St George's, University of London has signed an exclusive worldwide licensing agreement with rare-disease research-and-development firm Orphan Technologies Ltd to develop new therapies for deadly metabolic disorders.
St George's and Orphan aim to develop therapies based on an innovative and highly specialised cell-based enzyme-replacement technology, called Erythrocyte Encapsulated (EE) technology.
Their primary goal is to accelerate the development of an investigational therapy for mitochondrial neurogastrointestinal encephalomyopathy (MNGIE), a progressive disease that kills patients at an average age of 38. Upon approval, the new enzyme-replacement therapy would be the first approved drug treatment for a mitochondrial disease.
MNGIE is caused by a defect in the gene responsible for production of the enzyme thymidine phosphorylase (TP). Without this enzyme, mitochondria - the parts of the body's cells that create energy for the cells - cannot function properly, leading to problems with the nervous system and skeletal muscle. Symptoms of MNGIE include diarrhoea, constipation, gastroparesis, nausea, vomiting, weight loss, muscle weakness and nerve damage leading to loss of sensation and abnormal eye movements.
Globally, only 200 cases of MNGIE have been identified, but these are increasing and experts believe it has been underdiagnosed. The only current potential cure is a stem cell transplant technique, but this carries a high risk of death and most patients are ineligible as recruitment is restricted only to those with an optimal matched donor and without irreversible end-stage disease.
The investigational therapy for MNGIE is called Erythrocyte Encapsulated Thymidine Phosphorylase (EE-TP), which is based on introducing TP directly into patients' red blood cells (erythrocytes). This encapsulation technology has the advantages of increasing the period the enzyme is most effective for and minimising immunogenic reactions.
Several patients with urgent medical needs have already been effectively treated with EE-TP through compassionate use treatment. Administration of EE-TP was reported to be effective in reducing or eliminating the elevated plasma and urine concentrations of thymidine and deoxyuridine, toxic substances that accumulate in tissues of MNGIE patients. Clinical improvements have also been reported, with a reduction in the number of nausea and vomiting attacks, a reduction in weight loss, and an improvement in distal sensation in hands and fingers.
Dr Bridget Bax, head of the St George's team and one of the world's leading authorities on MNGIE, said: "MNGIE is a relentlessly progressive degenerative disease and for a majority of patients there are no treatment options other than supportive care. Our team is committed to addressing the unmet needs of these patients.

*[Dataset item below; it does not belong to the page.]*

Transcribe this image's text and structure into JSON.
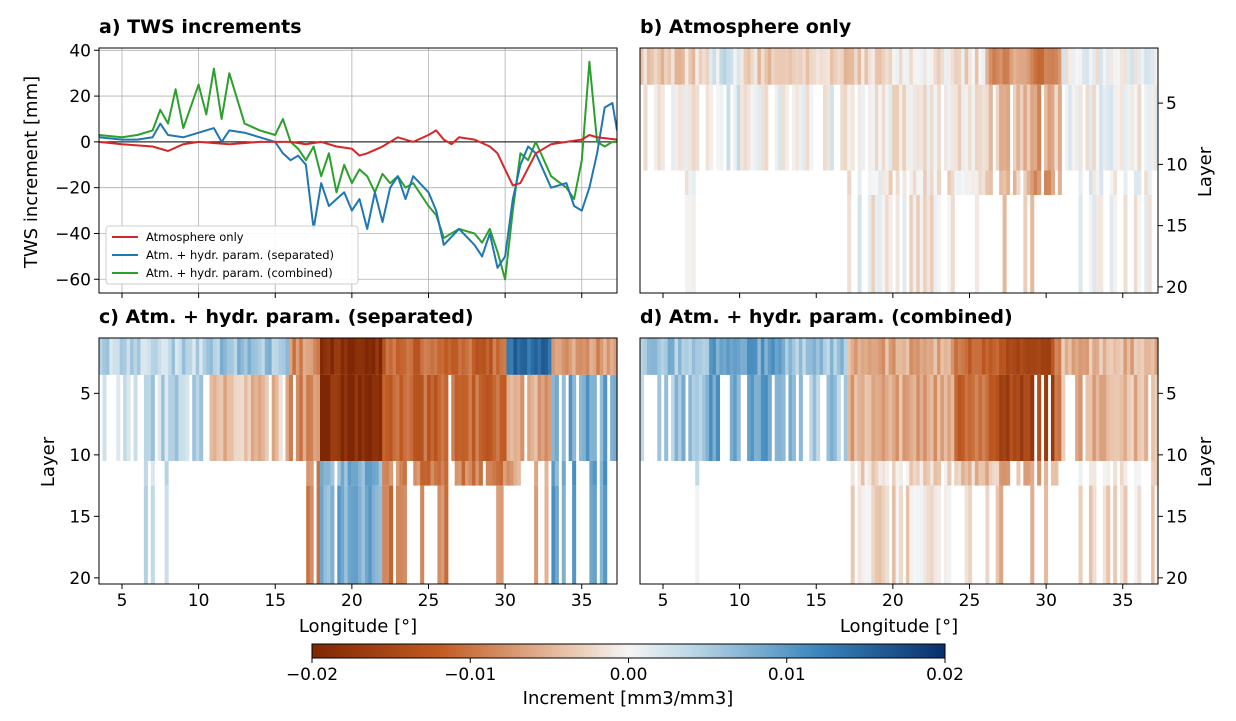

"Under the licensing agreement with Orphan, we intend to combine our strengths to accelerate the regulatory development of EE-TP. Our ultimate hope is that EE-TP will benefit patients with MNGIE and that patients globally have equitable access."
Josef Rosenberg, director of Orphan Technologies, said: "We are excited to enter into this licensing agreement and expand our pipeline with this pioneering technology from St George's, University of London. Orphan Technologies is committed to the development of innovative therapies for patients suffering from devastating ultra-rare disorders with unmet medical needs, and this agreement is well aligned with this objective. EE-TP has shown very promising clinical data results in compassionate use treatment for MNGIE patients. The St George's team, led by Dr Bridget Bax, brings unique experience with the EE-TP technology; we are proud to be working with them and together aim to bring hope to the MNGIE population."
EE-TP has been granted orphan drug status in Europe and the United States. This is given to drugs being developed to treat rare conditions, and makes the regulatory process simpler than for common diseases.
Under the agreement with St George's, Orphan Technologies has also licensed rights for the development of a new enzyme-replacement therapy for severe combined immunodeficiency (SCID) due to adenosine deaminase deficiency (ADA-SCID), another rare, fatal metabolic disease. SCID is a severe form of hereditary immunodeficiency, which makes patients extremely vulnerable to repeated and persistent infections that can be very serious and life threatening. If not treated in a way that restores immune function, children with SCID usually live only a year or two. The novel therapy, Erythrocyte Encapsulated Adenosine Deaminase (EE-ADA), has been proved efficient and safe, as reported in the treatment of an ADA-SCID patient for more than 15 years.